Which expression is equal to
(6x^3+10x^2-4x+10)/(3x-1)?
1.) 2x^2+4x+10+(10/3x-1)
2.) 2x^2+4x+(10/3x-1)
3.) (2x^2)+(8/3x)-(20/9)+(110/27x-9)
4.) 2x^2-4x-10+(10/3x-1)
Ignoring the rather casual use of parentheses, a little long division reveals the answer is (2)
To find the expression that is equal to (6x^3+10x^2-4x+10)/(3x-1), we need to perform polynomial division.
Let's go through the steps:
Step 1: Write the division problem in long division format:
_____________________
3x - 1 | 6x^3 + 10x^2 - 4x + 10
Step 2: Divide the first term of the dividend (6x^3) by the first term of the divisor (3x).
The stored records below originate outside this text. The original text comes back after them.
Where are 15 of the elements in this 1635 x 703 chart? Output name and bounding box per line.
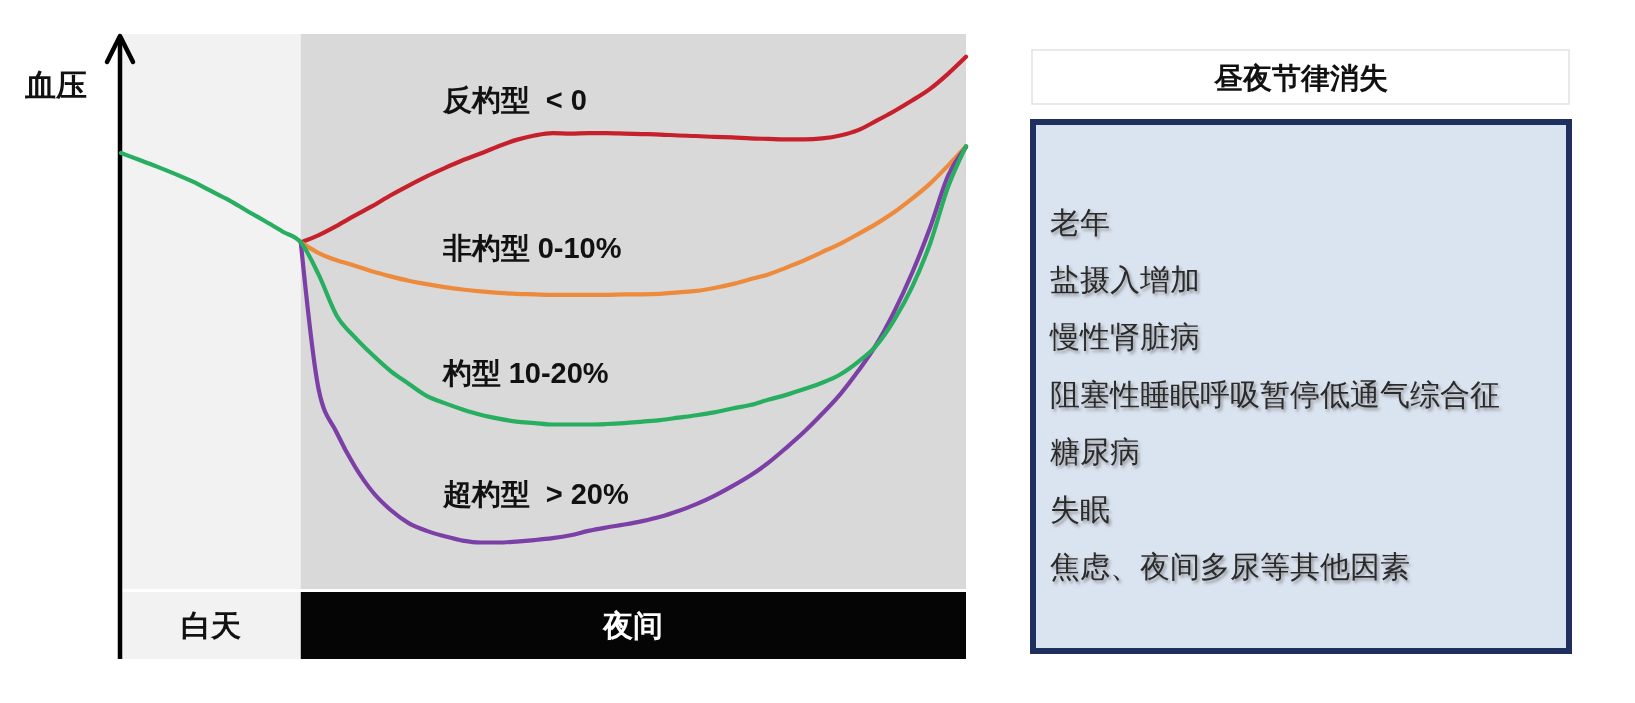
- text: 昼夜节律消失: [1212, 62, 1388, 94]
- text: 焦虑、夜间多尿等其他因素: [1050, 549, 1410, 583]
- text: 阻塞性睡眠呼吸暂停低通气综合征: [1050, 377, 1500, 411]
- text: 失眠: [1050, 492, 1110, 526]
- annotation: 夜间: [603, 609, 664, 642]
- text: 盐摄入增加: [1050, 262, 1200, 296]
- series-label: 超杓型 > 20%: [441, 477, 629, 510]
- text: 慢性肾脏病: [1049, 320, 1200, 354]
- series-label: 非杓型 0-10%: [441, 231, 622, 264]
- text: 老年: [1050, 205, 1110, 239]
- series-label: 反杓型 < 0: [441, 83, 587, 116]
- y-axis-title: 血压: [24, 67, 87, 103]
- text: 糖尿病: [1050, 435, 1140, 469]
- annotation: 白天: [180, 609, 241, 642]
- series-label: 杓型 10-20%: [440, 357, 609, 390]
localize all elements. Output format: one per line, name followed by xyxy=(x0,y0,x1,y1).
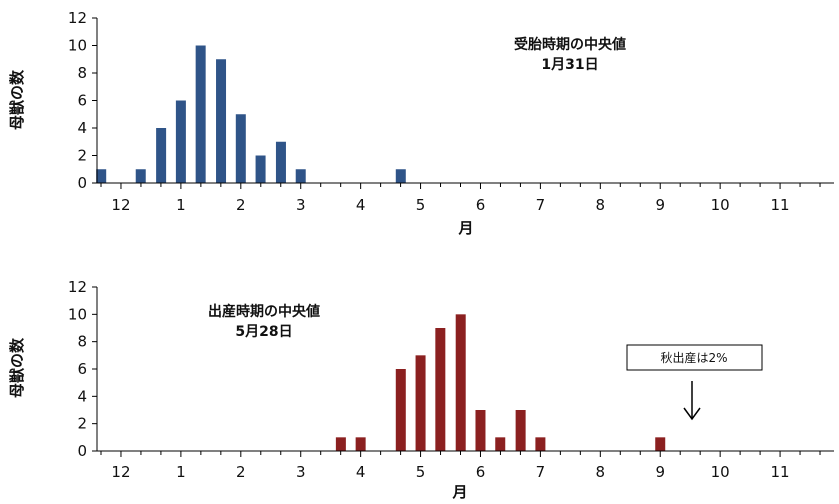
conception-bar xyxy=(195,45,206,183)
conception-x-tick-label: 1 xyxy=(176,196,186,214)
birth-bar xyxy=(335,437,346,451)
conception-x-tick-label: 10 xyxy=(711,196,730,214)
birth-y-ticks: 0 2 4 6 8 10 12 xyxy=(68,278,97,460)
birth-y-tick-label: 10 xyxy=(68,305,87,323)
birth-x-tick-label: 8 xyxy=(596,463,606,481)
conception-x-tick-label: 12 xyxy=(111,196,130,214)
callout-box xyxy=(626,344,763,371)
conception-x-tick-label: 7 xyxy=(536,196,546,214)
birth-x-tick-label: 4 xyxy=(356,463,366,481)
birth-bar xyxy=(495,437,506,451)
birth-y-tick-label: 12 xyxy=(68,278,87,296)
birth-bar xyxy=(475,410,486,451)
birth-bar xyxy=(395,369,406,451)
birth-median-title: 出産時期の中央値 xyxy=(208,303,320,320)
birth-x-ticks: 12 1 2 3 4 5 6 7 8 9 10 11 xyxy=(100,451,821,481)
conception-x-tick-label: 2 xyxy=(236,196,246,214)
conception-bar xyxy=(96,169,107,183)
birth-bar xyxy=(655,437,666,451)
conception-y-ticks: 0 2 4 6 8 10 12 xyxy=(68,9,97,192)
conception-x-tick-label: 9 xyxy=(655,196,665,214)
birth-bar xyxy=(415,355,426,451)
birth-x-tick-label: 10 xyxy=(711,463,730,481)
conception-bar xyxy=(275,141,286,183)
conception-x-ticks: 12 1 2 3 4 5 6 7 8 9 10 11 xyxy=(100,183,821,214)
conception-median-date: 1月31日 xyxy=(541,57,598,73)
birth-x-tick-label: 7 xyxy=(536,463,546,481)
conception-bar xyxy=(395,169,406,183)
conception-y-tick-label: 10 xyxy=(68,37,87,55)
callout-arrow-head xyxy=(683,407,701,421)
birth-y-tick-label: 6 xyxy=(77,360,87,378)
conception-y-tick-label: 2 xyxy=(77,147,87,165)
birth-x-tick-label: 2 xyxy=(236,463,246,481)
conception-y-axis-label: 母獣の数 xyxy=(8,69,26,130)
birth-y-tick-label: 2 xyxy=(77,415,87,433)
conception-median-title: 受胎時期の中央値 xyxy=(514,36,626,53)
autumn-birth-callout: 秋出産は2% xyxy=(626,344,763,421)
conception-bar xyxy=(156,128,167,183)
conception-bar xyxy=(175,100,186,183)
conception-bars xyxy=(96,45,406,183)
birth-x-tick-label: 3 xyxy=(296,463,306,481)
conception-x-tick-label: 3 xyxy=(296,196,306,214)
callout-label: 秋出産は2% xyxy=(660,350,727,365)
birth-y-tick-label: 4 xyxy=(77,387,87,405)
birth-bar xyxy=(535,437,546,451)
birth-x-tick-label: 5 xyxy=(416,463,426,481)
conception-x-tick-label: 4 xyxy=(356,196,366,214)
conception-y-tick-label: 0 xyxy=(77,174,87,192)
conception-bar xyxy=(135,169,146,183)
conception-x-tick-label: 6 xyxy=(476,196,486,214)
conception-x-axis-label: 月 xyxy=(457,219,473,237)
birth-y-axis-label: 母獣の数 xyxy=(8,337,26,398)
conception-bar xyxy=(235,114,246,183)
conception-x-tick-label: 8 xyxy=(596,196,606,214)
conception-x-tick-label: 11 xyxy=(771,196,790,214)
birth-x-tick-label: 6 xyxy=(476,463,486,481)
conception-y-tick-label: 12 xyxy=(68,9,87,27)
conception-bar xyxy=(295,169,306,183)
birth-y-tick-label: 0 xyxy=(77,442,87,460)
birth-median-date: 5月28日 xyxy=(235,324,292,340)
birth-x-tick-label: 1 xyxy=(176,463,186,481)
conception-x-tick-label: 5 xyxy=(416,196,426,214)
birth-bar xyxy=(355,437,366,451)
birth-bar xyxy=(435,328,446,451)
birth-bar xyxy=(515,410,526,451)
conception-y-tick-label: 4 xyxy=(77,119,87,137)
conception-bar xyxy=(216,59,227,183)
birth-bar xyxy=(455,314,466,451)
birth-y-tick-label: 8 xyxy=(77,333,87,351)
birth-x-tick-label: 11 xyxy=(771,463,790,481)
birth-bars xyxy=(335,314,666,451)
birth-x-axis-label: 月 xyxy=(451,483,467,499)
conception-y-tick-label: 6 xyxy=(77,92,87,110)
conception-bar xyxy=(255,155,266,183)
birth-x-tick-label: 12 xyxy=(111,463,130,481)
conception-y-tick-label: 8 xyxy=(77,64,87,82)
birth-x-tick-label: 9 xyxy=(655,463,665,481)
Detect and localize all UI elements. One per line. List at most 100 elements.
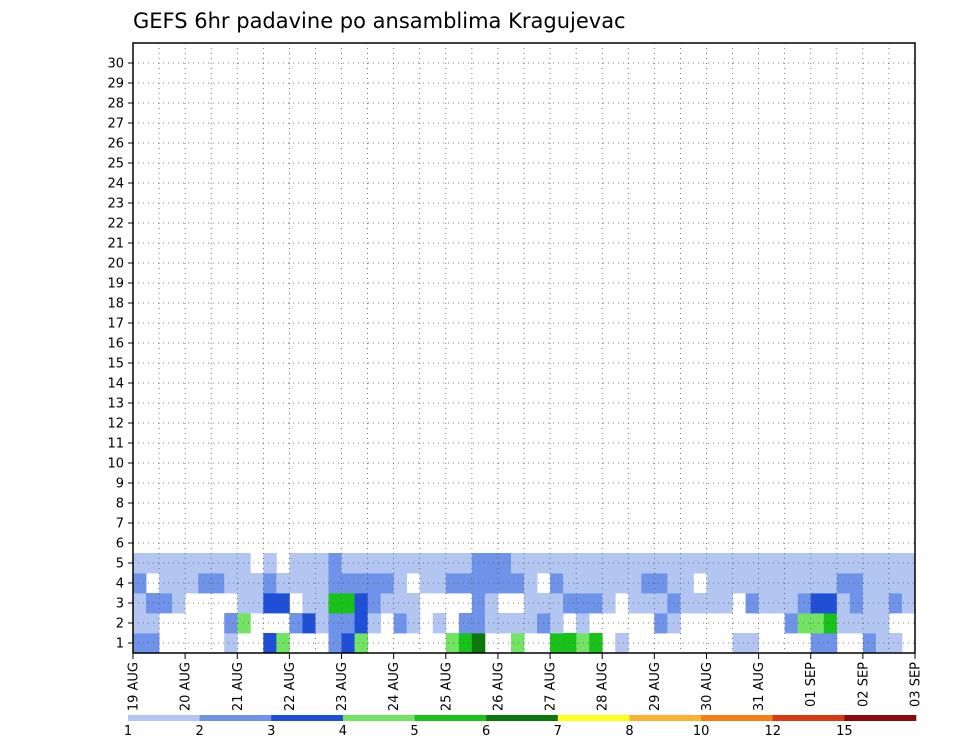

The result is 2x^2.
Step 3: Multiply the entire divisor (3x - 1) by the quotient from Step 2 (2x^2) and write the result below the dividend, aligned under the like terms:
2x^2(3x - 1) = 6x^3 - 2x^2
Step 4: Subtract the result from Step 3 from the original dividend:
6x^3 + 10x^2 - 4x + 10
- (6x^3 - 2x^2)
_____________________
12x^2 - 4x + 10
Step 5: Bring down the next term (10) and repeat the process.
Step 6: Divide the first term (12x^2) by the first term of the divisor (3x). The result is 4x.
Step 7: Multiply the entire divisor (3x - 1) by the quotient from Step 6 (4x) and write the result below the previous result:
4x(3x - 1) = 12x^2 - 4x
Step 8: Subtract the result from Step 7 from the previous result:
12x^2 - 4x + 10
- (12x^2 - 4x)
___________________
10
Step 9: There are no more terms to bring down. The remainder is 10.
Finally, the expression (6x^3+10x^2-4x+10)/(3x-1) can be expressed as:
2x^2 + 4x + 10 + 10/(3x - 1)
Therefore, the correct answer is option 1.) 2x^2 + 4x + 10 + 10/(3x - 1).